Este processo marca o pós crise financeira de 2007/8 e foi acelerado no último decénio. Na Europa, contou com o subsídio de Putin, sendo depois insuflado pelos ventos da primeira vitória de Trump, em 2017 (também auxiliada pelo Kremlin). Neste dossier, compilamos contributos recebidos nesse debate internacional e que comprovam a diversidade dos diagnósticos à esquerda.
As continuidades e diferenças do neofascismo face ao fascismo histórico são analisadas em dois textos. Gilbert Achcar identifica como ponta de lança do fascismo “a maior potência económica e militar do mundo, os EUA, com a qual convergem vários governos da Rússia, Índia, Israel, Argentina e outros países”. Diogo Machado aborda essas diferenças a partir do debate histórico à esquerda e da sua atualização por autores contemporâneos.

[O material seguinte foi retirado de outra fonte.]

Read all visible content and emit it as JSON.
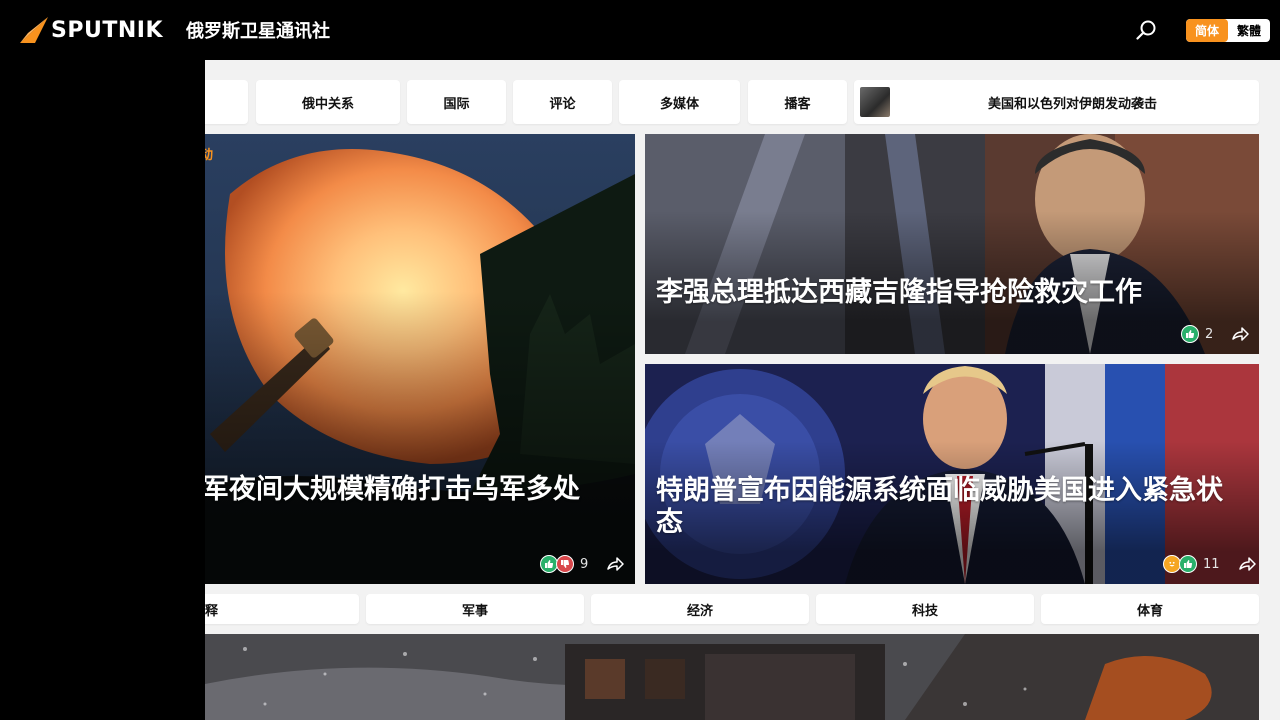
{
  "header": {
    "logo_text": "SPUTNIK",
    "site_name": "俄罗斯卫星通讯社",
    "lang_options": [
      "简体",
      "繁體"
    ],
    "lang_active": "简体",
    "accent_color": "#f8921e"
  },
  "nav": {
    "items": [
      "俄中关系",
      "国际",
      "评论",
      "多媒体",
      "播客"
    ],
    "partial_first_char": "",
    "featured_label": "美国和以色列对伊朗发动袭击"
  },
  "cards": {
    "main": {
      "tag_partial": "动",
      "title": "军夜间大规模精确打击乌军多处",
      "reactions": [
        "like",
        "dislike"
      ],
      "count": "9"
    },
    "top_right": {
      "title": "李强总理抵达西藏吉隆指导抢险救灾工作",
      "reactions": [
        "like"
      ],
      "count": "2"
    },
    "bottom_right": {
      "title": "特朗普宣布因能源系统面临威胁美国进入紧急状态",
      "reactions": [
        "laugh",
        "like"
      ],
      "count": "11"
    }
  },
  "categories": {
    "partial_first": "释",
    "items": [
      "军事",
      "经济",
      "科技",
      "体育"
    ]
  }
}
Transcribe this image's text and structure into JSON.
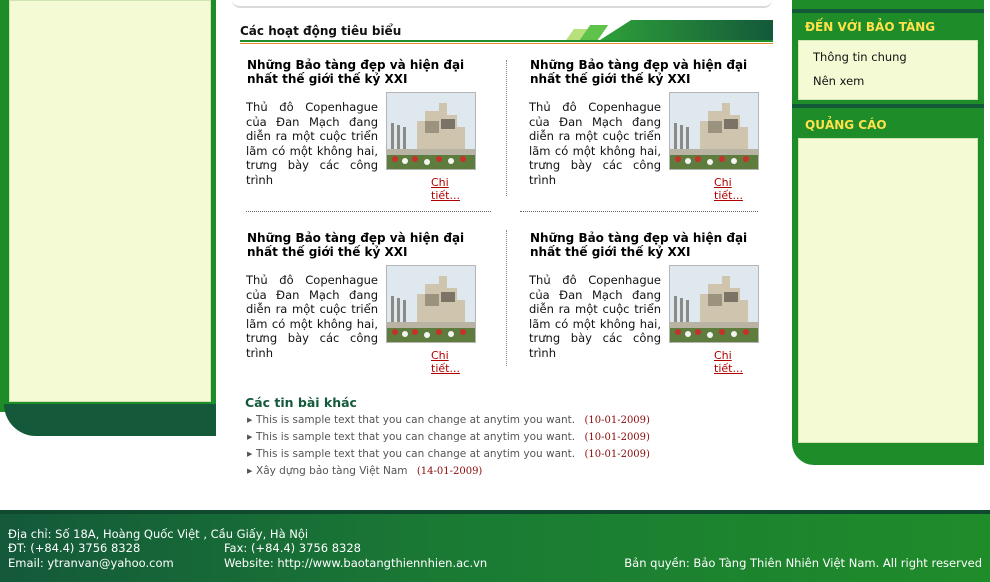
{
  "highlights": {
    "title": "Các hoạt động tiêu biểu",
    "cards": [
      {
        "title": "Những Bảo tàng đẹp và hiện đại nhất thế giới thế kỷ XXI",
        "text": "Thủ đô Copenhague của Đan Mạch đang diễn ra một cuộc triển lãm có một không hai, trưng bày các công trình",
        "more": "Chi tiết..."
      },
      {
        "title": "Những Bảo tàng đẹp và hiện đại nhất thế giới thế kỷ XXI",
        "text": "Thủ đô Copenhague của Đan Mạch đang diễn ra một cuộc triển lãm có một không hai, trưng bày các công trình",
        "more": "Chi tiết..."
      },
      {
        "title": "Những Bảo tàng đẹp và hiện đại nhất thế giới thế kỷ XXI",
        "text": "Thủ đô Copenhague của Đan Mạch đang diễn ra một cuộc triển lãm có một không hai, trưng bày các công trình",
        "more": "Chi tiết..."
      },
      {
        "title": "Những Bảo tàng đẹp và hiện đại nhất thế giới thế kỷ XXI",
        "text": "Thủ đô Copenhague của Đan Mạch đang diễn ra một cuộc triển lãm có một không hai, trưng bày các công trình",
        "more": "Chi tiết..."
      }
    ]
  },
  "other_news": {
    "title": "Các tin bài khác",
    "items": [
      {
        "text": "This is sample text that you can change at anytim you want.",
        "date": "(10-01-2009)"
      },
      {
        "text": "This is sample text that you can change at anytim you want.",
        "date": "(10-01-2009)"
      },
      {
        "text": "This is sample text that you can change at anytim you want.",
        "date": "(10-01-2009)"
      },
      {
        "text": "Xây dựng bảo tàng Việt Nam",
        "date": "(14-01-2009)"
      }
    ]
  },
  "sidebar_right": {
    "museum_title": "ĐẾN VỚI BẢO TÀNG",
    "links": [
      "Thông tin chung",
      "Nên xem"
    ],
    "ads_title": "QUẢNG CÁO"
  },
  "footer": {
    "address": "Địa chỉ: Số 18A, Hoàng Quốc Việt , Cầu Giấy, Hà Nội",
    "phone": "ĐT:  (+84.4) 3756 8328",
    "fax": "Fax: (+84.4) 3756 8328",
    "email": "Email: ytranvan@yahoo.com",
    "website": "Website: http://www.baotangthiennhien.ac.vn",
    "copyright": "Bản quyền: Bảo Tàng Thiên Nhiên Việt Nam. All right reserved"
  },
  "colors": {
    "brand_green": "#1f8c2a",
    "dark_green": "#14593a",
    "panel_bg": "#f4fbd4",
    "sidebar_title": "#ffe24a",
    "link_red": "#b00000"
  }
}
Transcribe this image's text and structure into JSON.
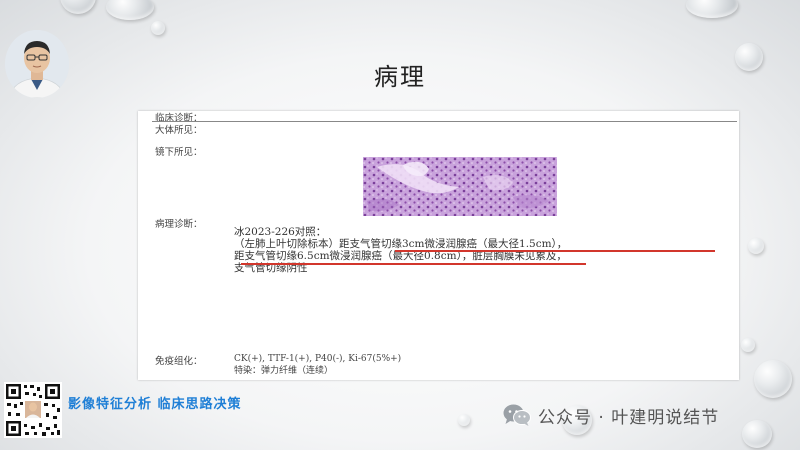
{
  "slide": {
    "title": "病理",
    "slogan": "影像特征分析  临床思路决策"
  },
  "report": {
    "clinical_diagnosis_label": "临床诊断：",
    "gross_label": "大体所见：",
    "microscopic_label": "镜下所见：",
    "pathology_label": "病理诊断：",
    "diagnosis_lines": [
      "冰2023-226对照：",
      "（左肺上叶切除标本）距支气管切缘3cm微浸润腺癌（最大径1.5cm），",
      "距支气管切缘6.5cm微浸润腺癌（最大径0.8cm），脏层胸膜未见累及，",
      "支气管切缘阴性"
    ],
    "ihc_label": "免疫组化：",
    "ihc_lines": [
      "CK(+), TTF-1(+), P40(-), Ki-67(5%+)",
      "特染：弹力纤维（连续）"
    ]
  },
  "watermark": {
    "text": "公众号 · 叶建明说结节",
    "icon": "wechat-icon"
  },
  "colors": {
    "underline": "#d2362c",
    "slogan": "#1f7fd6",
    "stain": "#c49ad8"
  }
}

Para o historiador Enzo Traverso, a mutação mais notável da atualidade é a nova legitimidade da extrema-direita, tornada uma interlocutora legítima – e em muitos casos, privilegiada – para as elites dominantes globalmente, mesmo se por agora se trata mais de uma convergência baseada em interesses comuns do que da constituição de um novo bloco histórico, no sentido gramsciano do termo. Mas este endurecimento autoritário neoliberal tem, se não for travado, boas hipóteses de conduzir a poderes neofascistas, admite o sociólogo francês Ugo Palheta. Pelo seu lado, Fernando Rosas retoma a leitura de Hannah Arendt sobre a banalidade do mal e a capitulação moral da maioria, admitindo também “a emergência a curto ou médio prazo de regimes autoritários de tipo novo, talvez as novas formas de um fascismo adaptado às condições atuais”. Essas condições atuais - as das desigualdades crescentes e a da crise climática - levam à afirmação aberta daquilo a que Naomi Klein chamou “o fascismo do fim dos tempos”, um sobrevivencialismo supremacista monstruoso sob retórica “libertária”.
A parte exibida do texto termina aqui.